It’s Halloween and they’re back! Williams and Ceci again

Recent  research reports significant faculty bias against women students in science.  

However, Williams and Ceci have an op-ed piece in the NY Times stating a conflicting conclusion from their recent research:  there’s no bias aainst women in math-intensive fields in STEM.  Their piece links to a forthcoming article by them.

Are they right?  If you have the time, you might try to analyze their work.  I don’t have the time, so let me simply urge a lot of caution when you read about the recent work.  They published a similar conclusion in 2011, and there turned out to be serious problems with their reasoning.  We discuss some of them here.

10 thoughts on “It’s Halloween and they’re back! Williams and Ceci again

  1. I looked into their work a few years ago, for a page or two of my dissertation. IIRC, the outcome data they cite — concerning hiring, pay, funding, citation, and so on — is uncontroversial. Then, they reason, these outcome data aren’t consistent with explanations based on discrimination, in the sense of individuals’ attitudes towards women. Eliminating some other potential factors (e.g., math ability), they conclude that women and men have different preferences and make different choices.

    Someone might argue that discrimination could still be at work. Very roughly, if the pool of women were, overall, “more talented” than the pool of men, and the effects of discrimination exactly counterbalanced this difference in talent, then we could have both the outcome data and discrimination at the same time. That seems pretty ad hoc to me, but maybe someone could make it work.

    More importantly, Williams and Ceci don’t consider harassment as a potential factor. The term “harassment” doesn’t occur at all in the APS piece (linked in the NYT piece). And, IIRC, they don’t really consider how preferences are formed and choices are made, and consequently whether there might be problems lurking behind the façade of Pareto optimality.

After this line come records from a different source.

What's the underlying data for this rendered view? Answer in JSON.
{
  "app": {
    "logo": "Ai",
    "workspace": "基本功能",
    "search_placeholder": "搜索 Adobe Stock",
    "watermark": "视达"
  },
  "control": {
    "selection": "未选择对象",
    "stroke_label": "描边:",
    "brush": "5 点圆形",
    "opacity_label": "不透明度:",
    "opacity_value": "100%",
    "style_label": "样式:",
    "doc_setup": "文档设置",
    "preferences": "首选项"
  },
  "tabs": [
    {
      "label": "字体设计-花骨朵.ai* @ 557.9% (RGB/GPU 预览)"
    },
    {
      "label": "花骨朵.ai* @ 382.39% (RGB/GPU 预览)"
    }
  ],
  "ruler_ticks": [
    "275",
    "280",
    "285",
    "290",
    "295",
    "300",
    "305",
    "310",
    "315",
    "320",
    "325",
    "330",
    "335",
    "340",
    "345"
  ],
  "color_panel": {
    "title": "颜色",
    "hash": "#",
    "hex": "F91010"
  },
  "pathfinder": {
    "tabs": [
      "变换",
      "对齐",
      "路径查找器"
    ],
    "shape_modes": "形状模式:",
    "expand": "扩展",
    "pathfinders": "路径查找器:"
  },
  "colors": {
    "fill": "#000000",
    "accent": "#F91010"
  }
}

A woman who drops out of the tenure-track — or decides to get a teaching certificate instead of going for her Ph.D. — because of a combination of endless micro-inequalities/harassments, the need to solve the two-body problem, and gendered expectations about childcare is, on their view, merely making a “choice” based on her “preferences,” and that’s nothing to worry about.

  2. I ploughed through the paper and I am baffled it made it through the peer review. Almost all their rebuttals of the workings of bias are structured as “studies X, Y and Z indicate this, however, we took some sample of universities and used such-and-so methodology, and crunched the data as follows, and voila, no effect. This way of working is problematic, to say the least. There is selective and biased reporting of the data. For instance, as Emily Willingham (link below) writes: “Take a look at Figure 14 in their paper. The analysis suggesting that women are cited as often as men is weird and selective, but this graph is pretty clear: Men are still published significantly more than women. There are so many significant difference asterisks on those graphs, they look like a tiny galaxy. I know the H index is a hot new thing, but which one matters more still on your CV: Your citation count or your publication list?” And “Their data show lower salaries for women in academic STEM compared to men, almost across the board (Table 4 and Figure 17; note the drop in salaries for female assistant professors from 1995 to 2010 and that they’re at 85% of what male assistant professors were paid); lower job satisfaction for women (Table 19); fewer publications than men across fields (with one exception) in early career, whether we have children or not (Figure 16); fewer publications than men in most fields even when we’re full professors (Figure 14); more hours worked than men (Figure 15, not significant); scarcely breaking 30% representation in the “math-heavy” STEM fields (Figure A1; damn you, kindergarten! and Figure 1–note the lumping of life sciences with psychology and social sciences–I have a problem with that, and this paper is one example of why); and a dropping off of women from the pipeline between BS and PhD (Figure 2). Where I come from, we call that institutional bias. I gotta say, though, that when it comes to psychology, women sure are representin’.” – so their data do not support their conclusions.
    And framing women’s dropping out in terms of individual choice, without an investigation of the potential role of harassment, or expectations in domestic task distributions, is misleading.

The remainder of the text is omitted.